Using Dump/Restore for Win7 NTFS C:

Is it possible to use dump and restore to backup and restore a Windows 7 C: drive (NTFS)?

The ultimate goal is to backup Win7 on a MBR and restore to a GPT partition and use GRUB2 to boot it. The Windows based tool I've looked at so far want to destroy the GPT partition. I'd rather not.

Win7 is 64bit Pro, which can boot from GPT. GRUB2 is already booting FreeBSD 9 and Fedora 16 off the disk.

Thanks
 
dump would not do it, as it is file system specific.
I have heard of positive results when using tar for this job.
 
In theory (untested), you should be able to boot off a Unix LiveCD of some kind, and use dd(1) to backup the partitions (not the entire disk). Then re-partition the disk using GPT. And then use dd(1) to restore the partitions.
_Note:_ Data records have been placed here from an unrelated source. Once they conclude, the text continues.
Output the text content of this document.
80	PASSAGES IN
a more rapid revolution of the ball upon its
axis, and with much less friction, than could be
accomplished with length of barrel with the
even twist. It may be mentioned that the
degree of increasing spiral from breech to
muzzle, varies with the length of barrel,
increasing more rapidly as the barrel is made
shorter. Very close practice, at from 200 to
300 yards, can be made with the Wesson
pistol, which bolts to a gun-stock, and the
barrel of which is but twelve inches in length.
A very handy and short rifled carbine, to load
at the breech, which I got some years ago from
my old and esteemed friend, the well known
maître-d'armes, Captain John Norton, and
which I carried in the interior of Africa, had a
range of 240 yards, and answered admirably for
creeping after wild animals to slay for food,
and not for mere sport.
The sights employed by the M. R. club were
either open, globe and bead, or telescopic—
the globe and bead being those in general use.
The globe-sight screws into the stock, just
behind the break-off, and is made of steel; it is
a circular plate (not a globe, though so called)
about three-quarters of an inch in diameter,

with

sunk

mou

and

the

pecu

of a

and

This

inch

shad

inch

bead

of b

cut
You may want to test it with a separate harddrive, just to make sure. :) Or, do a dd(1) of the entire drive and keep it as the "fail-safe" recovery. :)
 
You cannot use tar(1), it breaks Win7 hardlinks and many system files could not even be read; neither dd(1), as physicaldrive/volumes recorded as absolute bytes position, thus they are not moveable from the Win's viewpoint.
 
aa said:
You cannot use tar(1), it breaks Win7 hardlinks and many system files could not even be read; neither dd(1), as physicaldrive/volumes recorded as absolute bytes position, thus they are not moveable from the Win's viewpoint.
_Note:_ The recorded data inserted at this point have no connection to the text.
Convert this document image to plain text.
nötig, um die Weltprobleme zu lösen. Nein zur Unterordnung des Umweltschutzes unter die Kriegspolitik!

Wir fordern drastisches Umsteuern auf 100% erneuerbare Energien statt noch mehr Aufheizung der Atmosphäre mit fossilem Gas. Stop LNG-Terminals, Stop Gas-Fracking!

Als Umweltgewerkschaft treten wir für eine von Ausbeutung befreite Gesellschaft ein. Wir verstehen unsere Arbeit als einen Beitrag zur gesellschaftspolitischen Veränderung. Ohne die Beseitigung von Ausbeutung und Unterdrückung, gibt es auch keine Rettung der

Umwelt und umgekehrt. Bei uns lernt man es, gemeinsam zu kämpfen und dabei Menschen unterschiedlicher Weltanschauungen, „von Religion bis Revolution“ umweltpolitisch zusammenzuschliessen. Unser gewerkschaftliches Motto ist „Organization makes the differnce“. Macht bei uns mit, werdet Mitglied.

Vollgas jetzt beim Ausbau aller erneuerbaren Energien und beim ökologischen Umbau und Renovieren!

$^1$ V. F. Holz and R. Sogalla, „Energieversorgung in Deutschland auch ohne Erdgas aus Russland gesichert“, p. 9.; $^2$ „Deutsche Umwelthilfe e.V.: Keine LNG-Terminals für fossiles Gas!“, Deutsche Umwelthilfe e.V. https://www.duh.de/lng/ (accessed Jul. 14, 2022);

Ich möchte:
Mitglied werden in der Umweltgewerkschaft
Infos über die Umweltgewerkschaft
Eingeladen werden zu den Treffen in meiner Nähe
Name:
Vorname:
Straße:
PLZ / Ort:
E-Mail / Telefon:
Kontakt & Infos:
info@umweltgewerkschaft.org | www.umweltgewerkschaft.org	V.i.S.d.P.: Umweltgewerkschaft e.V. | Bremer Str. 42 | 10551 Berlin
That information was from XP, where it worked. But you are very likely right with the hardlinks of Win7 - but that the partitions are not movable? That would be a design disaster IMHO.
 
Crivens said:
dump would not do it, as it is file system specific.
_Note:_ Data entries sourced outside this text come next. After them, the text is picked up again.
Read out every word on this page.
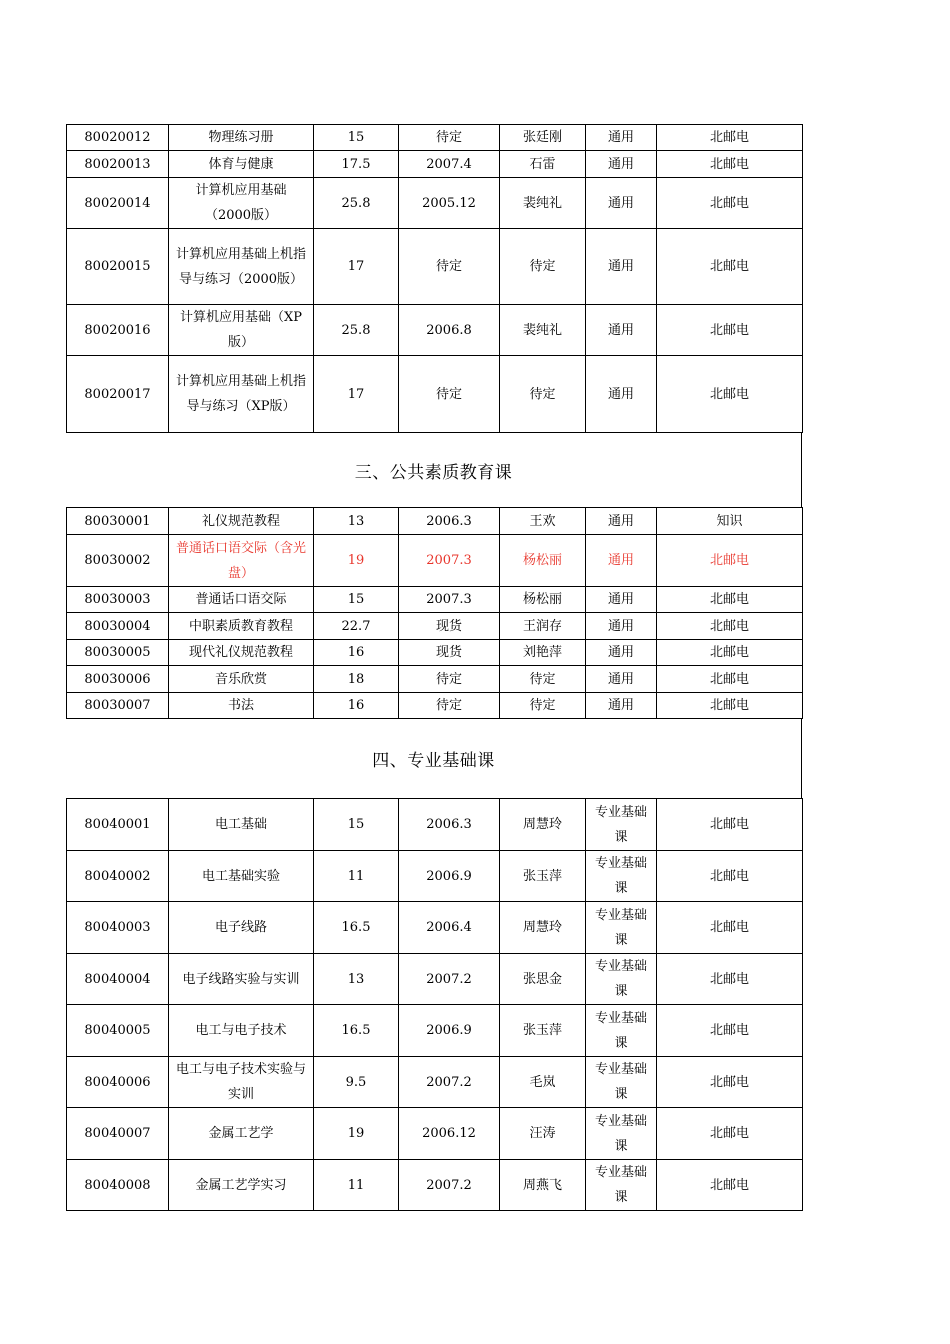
80020012	物理练习册	15	待定	张廷刚	通用	北邮电
80020013	体育与健康	17.5	2007.4	石雷	通用	北邮电
80020014	计算机应用基础（2000版）	25.8	2005.12	裴纯礼	通用	北邮电
80020015	计算机应用基础上机指导与练习（2000版）	17	待定	待定	通用	北邮电
80020016	计算机应用基础（XP版）	25.8	2006.8	裴纯礼	通用	北邮电
80020017	计算机应用基础上机指导与练习（XP版）	17	待定	待定	通用	北邮电
三、公共素质教育课
80030001	礼仪规范教程	13	2006.3	王欢	通用	知识
80030002	普通话口语交际（含光盘）	19	2007.3	杨松丽	通用	北邮电
80030003	普通话口语交际	15	2007.3	杨松丽	通用	北邮电
80030004	中职素质教育教程	22.7	现货	王润存	通用	北邮电
80030005	现代礼仪规范教程	16	现货	刘艳萍	通用	北邮电
80030006	音乐欣赏	18	待定	待定	通用	北邮电
80030007	书法	16	待定	待定	通用	北邮电
四、专业基础课
80040001	电工基础	15	2006.3	周慧玲	专业基础课	北邮电
80040002	电工基础实验	11	2006.9	张玉萍	专业基础课	北邮电
80040003	电子线路	16.5	2006.4	周慧玲	专业基础课	北邮电
80040004	电子线路实验与实训	13	2007.2	张思金	专业基础课	北邮电
80040005	电工与电子技术	16.5	2006.9	张玉萍	专业基础课	北邮电
80040006	电工与电子技术实验与实训	9.5	2007.2	毛岚	专业基础课	北邮电
80040007	金属工艺学	19	2006.12	汪涛	专业基础课	北邮电
80040008	金属工艺学实习	11	2007.2	周燕飞	专业基础课	北邮电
Just curious. Is it due to quality of ntfs support in FreeBSD? e.g. could this work on Linux, AIX etc. or is there something inherent in dump itself?
 
phoenix said:
In theory (untested), you should be able to boot off a Unix LiveCD of some kind, and use dd(1) to backup the partitions (not the entire disk). Then re-partition the disk using GPT. And then use dd(1) to restore the partitions.

You may want to test it with a separate harddrive, just to make sure. :) Or, do a dd(1) of the entire drive and keep it as the "fail-safe" recovery. :)

Whatever I try, the original disk is going to be removed from the system and kept in a safe place. If time (and free backup space) permit, I might try dd(1) just to see what happens.